When an AI agent resolves a support ticket, qualifies a sales lead, or drafts a procurement contract, it isn’t via a rendered GUI. It doesn’t generate a seat usage metric. It just does the work. The per-seat model registers that output as, at best, one license for the agent itself, regardless of how much human-equivalent work it produced. When Monday.com replaced 100 sales reps with AI agents, those weren’t 100 seats quietly consolidating. They were 100 seats gone, permanently, with no replacement count coming. The measure and the thing it was supposed to measure had finally, visibly, separated.
The vendor response has been to reach for consumption-based pricing: charge per token, per API call, per action taken. Which is logical, except it carries its own proxy problem. Tokens consumed and API calls fired are no more connected to business value than logins were. An AI agent that fails and retries three times burns more tokens than one that succeeds cleanly, generating more revenue for the vendor.
You’ve built a model that rewards your product for not working.
The anxiety this produces is measurable. Zylo’s 2026 SaaS Management Index, covering $75 billion in enterprise software spend, found that 78% of IT leaders experienced unexpected charges from consumption-based AI pricing in the past year, and 61% cut projects because of it. The production gap is even starker: 67% of companies report gains from AI pilots, but only 10% ever scale to production. The pricing model is a significant reason why. When your meter runs whether the agent succeeds or fails, you stop running the agent. The industry traded one bad proxy for another and is now living in the consequences.

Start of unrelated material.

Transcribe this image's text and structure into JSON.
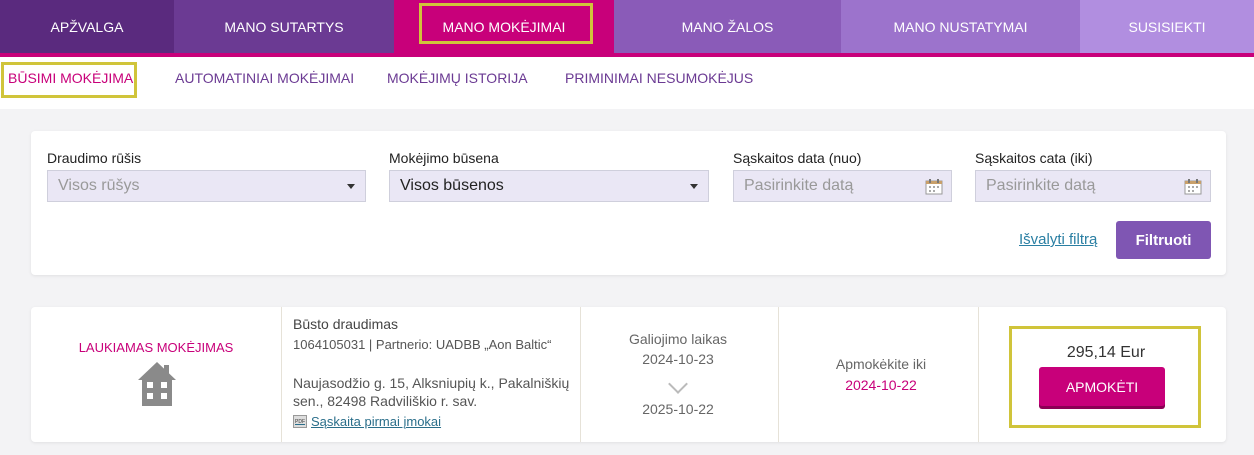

What’s beginning to work, messily and without a settled playbook, is outcome-based pricing. It measures what the seat and the token never could: the thing that actually happened. A support ticket resolved. A lead that qualified. A workflow that completed. Intercom charges $0.99 per resolved ticket for its Fin AI agent; zero for failures. Sierra, Bret Taylor’s startup, hit $100 million ARR in under two years running exactly this model. Others are using this emerging standard as the default for their AI agents. Hybrid structures, a predictable subscription floor with outcome meters layered on top, are now how 41% of vendors are structuring deals, up from 27% a year ago.
None of this is clean yet. FASB issued new accounting guidance in September 2025 specifically because AI development doesn’t fit the old linear model that’s governed software cost capitalization since 1998. Valuation frameworks are openly in flux: traditional SaaS trades at 6x revenue post-crash, AI-native companies at 25-30x, and analysts are actively debating which metrics should anchor those multiples when ARR tied to human seats no longer tells the story. New proxies are being tested, things like Credit Consumption Velocity, Agentic Work Units, and Cost per Resolved Request, and it’s not yet clear which of them will avoid Goodhart’s fate.
That last part matters. The history here is not reassuring. Every time the industry finds a metric that approximates value well enough, it builds a financial architecture on it, and then the metric drifts until something forces the reckoning. The seat drifted for twenty years before AI made the gap undeniable. There’s no guarantee the replacement proxy won’t do the same thing.
The SaaSpocalypse is proxy collapse at scale. Two trillion dollars repricing the distance between a measure and the thing it stopped measuring.
The seat was a genuinely useful solution to a hard problem: how do you price something as diffuse as the value of software to an organization? Counting the humans who used it was close enough, for a long time. AI didn’t break that by being disruptive. It broke it by being accurate, by doing real work without generating the signal the model was trained to count.
What software vendors are actually selling now is outcomes. The ones who figure out how to price that cleanly will be fine. The ones still defending the seat are defending a measure that already lost contact with the thing it was measuring.